Writing recruitment advertising for your local newspaper was traditionally the form of advertising the majority of companies adopted in the initial stages of the recruitment drive. You may think it is an easily transferable process when doing so for an online audience, however traditional press advertisements don’t usually rely on the right structure and keywords quite like online advertisements do. This is purely down to the wider audience you have to appeal towards online, the increased competitiveness required in order to separate you from the rest and the fact that your job has to be found.
Traditional press advertisements were the norm a number of years ago and the most popular form for recruiting. However, with all aspects of business turning towards the digital era, candidates are pushing more towards web searches and online job boards and tend to use keywords which relate to their job searches online rather than the full job title or the skills that they possess. Ensuring the availability of the search results from a job board search engine are easily accessible, they are typically listed in order of relevance, determined by the date the advertisement was posted on the site, the search terms or ‘keywords’ included in the job title and how often the search terms are used in the advert text.
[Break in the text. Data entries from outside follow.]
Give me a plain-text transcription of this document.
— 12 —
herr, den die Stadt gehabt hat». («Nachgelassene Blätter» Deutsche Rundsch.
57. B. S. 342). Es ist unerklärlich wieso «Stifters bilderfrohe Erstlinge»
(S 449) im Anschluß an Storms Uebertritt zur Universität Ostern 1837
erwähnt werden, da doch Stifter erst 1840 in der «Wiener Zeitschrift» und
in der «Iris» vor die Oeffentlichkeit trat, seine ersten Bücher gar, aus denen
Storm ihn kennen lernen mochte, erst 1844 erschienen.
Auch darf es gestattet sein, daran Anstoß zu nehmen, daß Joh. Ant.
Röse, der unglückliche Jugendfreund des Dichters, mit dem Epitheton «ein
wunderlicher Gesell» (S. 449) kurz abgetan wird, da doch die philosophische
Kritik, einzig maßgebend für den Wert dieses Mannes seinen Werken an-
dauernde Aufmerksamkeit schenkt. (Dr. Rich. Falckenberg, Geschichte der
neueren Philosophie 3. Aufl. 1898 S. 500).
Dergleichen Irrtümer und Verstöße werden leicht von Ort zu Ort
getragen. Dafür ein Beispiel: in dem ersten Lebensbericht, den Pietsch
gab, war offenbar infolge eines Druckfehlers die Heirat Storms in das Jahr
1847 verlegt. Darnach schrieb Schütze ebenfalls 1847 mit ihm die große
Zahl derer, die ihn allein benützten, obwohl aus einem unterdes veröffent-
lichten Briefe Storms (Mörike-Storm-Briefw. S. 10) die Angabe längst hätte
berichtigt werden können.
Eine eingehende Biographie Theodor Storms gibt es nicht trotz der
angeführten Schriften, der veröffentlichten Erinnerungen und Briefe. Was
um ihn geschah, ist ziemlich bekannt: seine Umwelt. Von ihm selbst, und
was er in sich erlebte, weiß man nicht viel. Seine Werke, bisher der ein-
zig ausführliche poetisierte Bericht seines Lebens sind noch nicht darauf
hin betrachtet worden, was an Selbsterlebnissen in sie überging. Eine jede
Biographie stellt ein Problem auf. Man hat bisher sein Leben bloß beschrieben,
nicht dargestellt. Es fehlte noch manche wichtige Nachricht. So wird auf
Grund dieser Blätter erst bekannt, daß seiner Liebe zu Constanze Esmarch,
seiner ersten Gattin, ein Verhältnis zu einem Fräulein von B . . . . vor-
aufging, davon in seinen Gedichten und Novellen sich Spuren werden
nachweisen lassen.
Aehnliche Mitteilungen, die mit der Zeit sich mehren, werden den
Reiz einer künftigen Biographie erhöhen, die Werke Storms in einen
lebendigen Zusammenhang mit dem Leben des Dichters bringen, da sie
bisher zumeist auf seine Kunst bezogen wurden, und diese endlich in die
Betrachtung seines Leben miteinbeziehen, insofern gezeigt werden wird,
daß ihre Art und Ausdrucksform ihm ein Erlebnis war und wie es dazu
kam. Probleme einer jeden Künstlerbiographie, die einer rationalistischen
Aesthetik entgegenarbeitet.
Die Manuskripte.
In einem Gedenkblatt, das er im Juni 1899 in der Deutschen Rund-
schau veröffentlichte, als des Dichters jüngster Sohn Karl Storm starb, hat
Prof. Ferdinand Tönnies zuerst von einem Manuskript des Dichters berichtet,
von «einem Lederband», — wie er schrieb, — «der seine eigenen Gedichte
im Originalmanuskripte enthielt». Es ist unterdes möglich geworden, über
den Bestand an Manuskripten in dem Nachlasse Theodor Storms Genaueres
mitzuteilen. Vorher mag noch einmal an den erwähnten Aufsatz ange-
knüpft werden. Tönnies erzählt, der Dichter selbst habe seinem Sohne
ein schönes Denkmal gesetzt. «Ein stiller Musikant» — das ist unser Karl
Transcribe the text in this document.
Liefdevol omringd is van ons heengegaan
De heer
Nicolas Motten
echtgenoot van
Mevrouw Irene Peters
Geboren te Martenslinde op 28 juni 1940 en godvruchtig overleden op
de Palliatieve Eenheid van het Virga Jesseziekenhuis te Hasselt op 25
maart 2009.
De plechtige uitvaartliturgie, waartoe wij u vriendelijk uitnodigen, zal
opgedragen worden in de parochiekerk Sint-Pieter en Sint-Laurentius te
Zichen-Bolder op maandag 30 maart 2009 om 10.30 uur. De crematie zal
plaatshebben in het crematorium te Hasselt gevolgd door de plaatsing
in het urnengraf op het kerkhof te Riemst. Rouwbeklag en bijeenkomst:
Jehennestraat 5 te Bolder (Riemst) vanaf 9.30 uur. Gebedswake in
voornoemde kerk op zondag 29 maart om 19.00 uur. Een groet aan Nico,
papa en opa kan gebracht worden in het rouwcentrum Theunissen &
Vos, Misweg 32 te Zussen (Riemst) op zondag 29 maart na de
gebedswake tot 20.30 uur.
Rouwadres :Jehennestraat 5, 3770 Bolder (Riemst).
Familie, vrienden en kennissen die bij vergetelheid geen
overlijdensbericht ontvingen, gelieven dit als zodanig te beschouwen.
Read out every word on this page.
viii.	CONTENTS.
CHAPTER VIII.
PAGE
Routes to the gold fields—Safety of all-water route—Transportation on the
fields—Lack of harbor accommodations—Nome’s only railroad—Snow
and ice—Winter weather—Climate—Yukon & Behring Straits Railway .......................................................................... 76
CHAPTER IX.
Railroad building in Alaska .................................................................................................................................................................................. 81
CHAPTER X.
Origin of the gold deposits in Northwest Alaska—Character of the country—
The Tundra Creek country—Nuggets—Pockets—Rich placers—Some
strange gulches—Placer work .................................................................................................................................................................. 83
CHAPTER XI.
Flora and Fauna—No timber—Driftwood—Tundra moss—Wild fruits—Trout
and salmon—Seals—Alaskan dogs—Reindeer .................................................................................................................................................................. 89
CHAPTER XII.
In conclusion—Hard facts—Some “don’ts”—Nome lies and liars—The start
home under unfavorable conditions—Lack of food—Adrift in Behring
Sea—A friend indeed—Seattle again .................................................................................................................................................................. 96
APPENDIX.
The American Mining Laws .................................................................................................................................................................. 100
When you are writing online recruitment advertising, it does no harm in doing some competitive research to see the search terms rival organisations are using for their job vacancies. This will help you determine the appropriate search terms that your desired candidates would actually use, rather than what the ears and eyes of the employees within the company want to use internally.
The same principle applies to the stated job title. The post holder may be the Analyst Leader-New Business within your company, but the term ‘Business Analyst’ is much more likely to feature at the top of search results. Bear in mind that the keywords in job titles can be ‘weighted’, meaning that they have greater ‘worth’ than the same term used in the main body of your advert. Always make it easy to be found.
2. Optimise, optimise, optimise
Enhancing the search results you receive comes down to the text you use for your recruitment advertising and writing it in a way that naturally incorporates keywords. This should be used throughout and as often as possible. Instead of “you will be working…”, for example, you may state “As an SEO copywriter, you will be working…”
3. Keep it short & give them a reason to apply
To communicate the message to the potential candidate, like press advertisements, online advertisements generally need to be short and straight to the point but for different reasons. Whereas press advertising has limited space on a page, forcing a word/character limit, this isn’t the case online as word limit isn’t normally an issue, although reader’s attention spans are shorter on the Internet.
You can have that apprentice winning recruitment advertisement but candidates still need to get up and apply and ensuring you have written precise information that leaves the candidate in no doubt about what the job entails. It also important if you want to attract the right applications, that you make clear the required skills and experience for the role, to minimise the number of irrelevant applications. While a specific salary band will also attract more applications than an indistinct phrase like ‘competitive’, especially due to the economic climate when many passive candidates are reluctant to change roles.
4. Sell the Company
Finally, use your recruitment advertising to illustrate what kind of company you are, highlighting achievements and recent developments as well as location.
The New Newspaper Recruitment is Online
Overall, writing online advertisements is all about targeting your audience and making sure they can easily find you then understand what you’re offering. Happy writing! The benefits of online recruitment advertising speak for themselves.